Committing mistakes while learning can benefit the memory and lead one to come up with the correct answer, but only if the guess is a near miss, a research revealed.
"Making random guesses does not appear to benefit later memory for the right answer but near-miss guesses act as stepping stones for retrieval of the correct information - and this benefit is seen in younger and older adults," said lead investigator Andree-Ann Cyr from the Baycrest Health Sciences' Rotman Research Institute and the University of Toronto.
In the latest study, 65 healthy younger adults (average age 22) and 64 healthy older adults (average age 72) learned target words like rose, based either on the semantic category it belongs to (a flower) or its word stem (a word that begins with the letters 'ro').
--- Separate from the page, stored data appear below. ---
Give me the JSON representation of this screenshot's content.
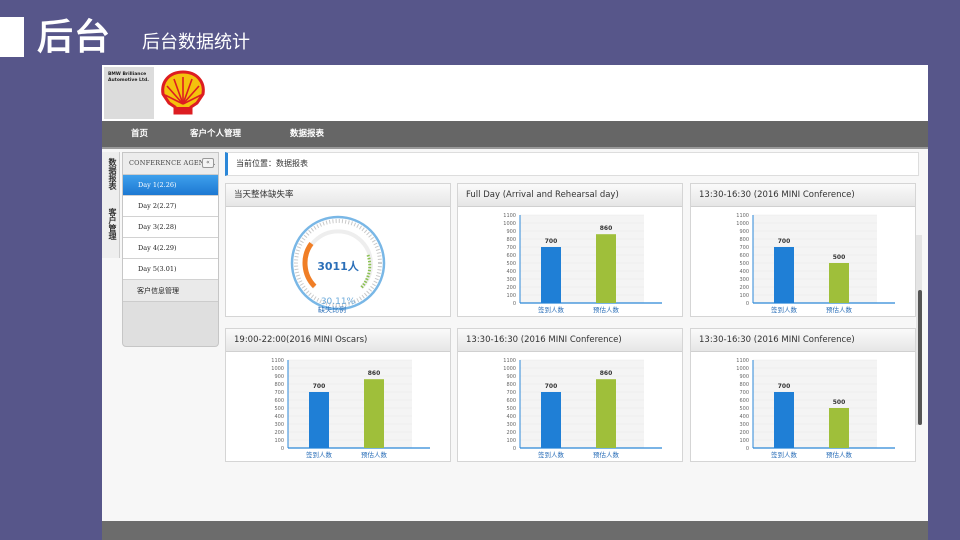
{
  "slide": {
    "title": "后台",
    "subtitle": "后台数据统计"
  },
  "brand": {
    "bmw_text": "BMW Brilliance Automotive Ltd.",
    "shell_icon": "shell-logo-icon"
  },
  "nav": [
    "首页",
    "客户个人管理",
    "数据报表"
  ],
  "vtabs": [
    "数据报表",
    "客户管理"
  ],
  "side": {
    "heading": "CONFERENCE AGENDA",
    "collapse": "«",
    "days": [
      "Day 1(2.26)",
      "Day 2(2.27)",
      "Day 3(2.28)",
      "Day 4(2.29)",
      "Day 5(3.01)"
    ],
    "active_index": 0,
    "mgmt": "客户信息管理"
  },
  "breadcrumb": "当前位置：数据报表",
  "gauge": {
    "title": "当天整体缺失率",
    "count": "3011人",
    "percent": "30.11%",
    "label": "缺失比例",
    "value_fraction": 0.3011
  },
  "colors": {
    "blue_bar": "#1f7fd6",
    "green_bar": "#9fbf3a",
    "gauge_orange": "#f07e26",
    "gauge_text": "#2b6fb8"
  },
  "chart_data": [
    {
      "type": "bar",
      "title": "Full Day (Arrival and Rehearsal day)",
      "categories": [
        "签到人数",
        "预估人数"
      ],
      "values": [
        700,
        860
      ],
      "ylim": [
        0,
        1100
      ],
      "yticks": [
        0,
        100,
        200,
        300,
        400,
        500,
        600,
        700,
        800,
        900,
        1000,
        1100
      ]
    },
    {
      "type": "bar",
      "title": "13:30-16:30 (2016 MINI Conference)",
      "categories": [
        "签到人数",
        "预估人数"
      ],
      "values": [
        700,
        500
      ],
      "ylim": [
        0,
        1100
      ],
      "yticks": [
        0,
        100,
        200,
        300,
        400,
        500,
        600,
        700,
        800,
        900,
        1000,
        1100
      ]
    },
    {
      "type": "bar",
      "title": "19:00-22:00(2016 MINI Oscars)",
      "categories": [
        "签到人数",
        "预估人数"
      ],
      "values": [
        700,
        860
      ],
      "ylim": [
        0,
        1100
      ],
      "yticks": [
        0,
        100,
        200,
        300,
        400,
        500,
        600,
        700,
        800,
        900,
        1000,
        1100
      ]
    },
    {
      "type": "bar",
      "title": "13:30-16:30 (2016 MINI Conference)",
      "categories": [
        "签到人数",
        "预估人数"
      ],
      "values": [
        700,
        860
      ],
      "ylim": [
        0,
        1100
      ],
      "yticks": [
        0,
        100,
        200,
        300,
        400,
        500,
        600,
        700,
        800,
        900,
        1000,
        1100
      ]
    },
    {
      "type": "bar",
      "title": "13:30-16:30 (2016 MINI Conference)",
      "categories": [
        "签到人数",
        "预估人数"
      ],
      "values": [
        700,
        500
      ],
      "ylim": [
        0,
        1100
      ],
      "yticks": [
        0,
        100,
        200,
        300,
        400,
        500,
        600,
        700,
        800,
        900,
        1000,
        1100
      ]
    }
  ]
}
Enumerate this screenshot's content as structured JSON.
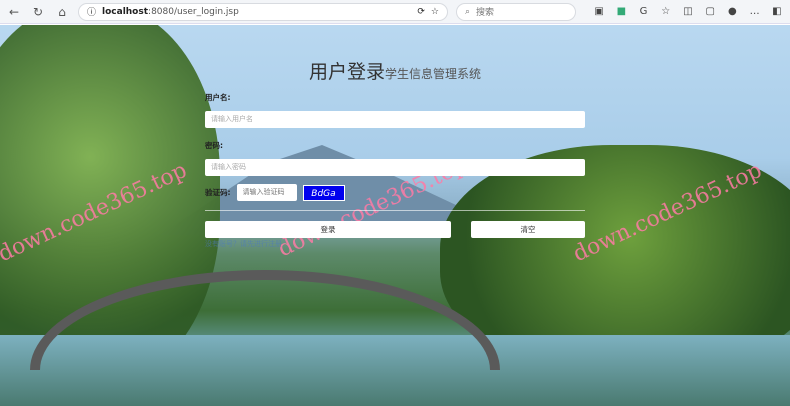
{
  "browser": {
    "url_host": "localhost",
    "url_rest": ":8080/user_login.jsp",
    "search_placeholder": "搜索"
  },
  "page": {
    "title": "用户登录",
    "subtitle": "学生信息管理系统",
    "username_label": "用户名:",
    "username_placeholder": "请输入用户名",
    "password_label": "密码:",
    "password_placeholder": "请输入密码",
    "captcha_label": "验证码:",
    "captcha_placeholder": "请输入验证码",
    "captcha_text": "BdGa",
    "login_button": "登录",
    "clear_button": "清空",
    "register_link": "没有账号？请先进行注册"
  },
  "watermark": "down.code365.top"
}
For half of the words, participants were given the answer right away ('the answer is rose') and for the other half, they were asked to guess before seeing the answer (a flower: 'is it tulip? or ro___ : is it rope?').
The researchers wanted to know if participants would be better at remembering rose if they had made wrong guesses prior to studying it rather than seeing it right away.
They found that remembering improved if participants' learnt on the basis of categories (a flower).
Guessing made memory worse when words were learned based on word stems (ro___).
This was the case for both younger and older adults.
"This is because our memory organises information based on how it is conceptually rather than lexically related to other information," Cyr added.
For example, when you think of the word pear, your mind is more likely to jump to another fruit, such as apple, than to a word that looks similar, such as peer.
The latest research provides evidence that trial-and-error learning can benefit memory in both young and old, when errors are meaningfully related to the right answer. And can harm memory when they are not.
The paper appeared in the Journal of Experimental Psychology: Learning, Memory, and Cognition.